I had hoped to gain some insight into his method that night; in those days I was making performance pieces myself and saw Steger’s work as a model of efficient ambiguity. We didn’t talk much shop, however, perhaps because we were too busy drinking and sizing up the crowd around us. By the time we got to Manhole, groping our way through the half-light (and pawing my ex-boyfriend by accident), I realized that nothing intrigued Steger as much as darkness. It was in the shadowy realm of unnamed fears and unacknowledged impulses that he came to life. For him, darkness was a portal to a world of creative possibilities.

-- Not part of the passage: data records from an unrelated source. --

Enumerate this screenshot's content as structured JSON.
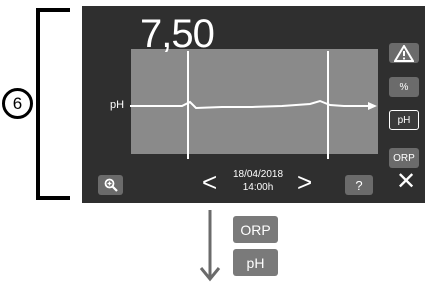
{
  "callout": {
    "number": "6"
  },
  "screen": {
    "reading": "7,50",
    "y_axis_label": "pH",
    "date": "18/04/2018",
    "time": "14:00h",
    "side_buttons": {
      "percent_label": "%",
      "ph_label": "pH",
      "orp_label": "ORP"
    },
    "help_label": "?",
    "close_label": "✕",
    "prev_label": "<",
    "next_label": ">"
  },
  "legend_buttons": {
    "orp_label": "ORP",
    "ph_label": "pH"
  },
  "colors": {
    "screen_bg": "#2f2f2f",
    "plot_bg": "#8a8a8a",
    "button_bg": "#6b6b6b",
    "line": "#ffffff"
  },
  "icons": [
    "warning-icon",
    "zoom-in-icon",
    "close-icon",
    "chevron-left-icon",
    "chevron-right-icon",
    "down-arrow-icon"
  ]
}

It was as if the artist couldn’t muster enough energy to maintain interest in his own material, making for a ludicrous and lamentable spectacle. That wry ennui gave all his major pieces an alluring sadness, perhaps none more so than his biggest project, The Swans, which premiered at Randolph Street Gallery in 1995 and then traveled to Glasgow. This elaborately hokey semicinematic calamity–a failed movie script onstage– attempted to tell the stories of Gilles de Rais (aka Bluebeard) and King Ludwig II, men who squandered fortunes hoping to keep themselves forever in a state of artificial ecstasy, only to have their kingdoms come crashing in on them. Steger’s fascination with passion’s brevity only increased after he learned about his HIV status. “How do I sustain interest in a world that I’m scheduled to not be part of very soon?” he wondered while preparing a revised version of The Swans for the Museum of Contemporary Art in 1996.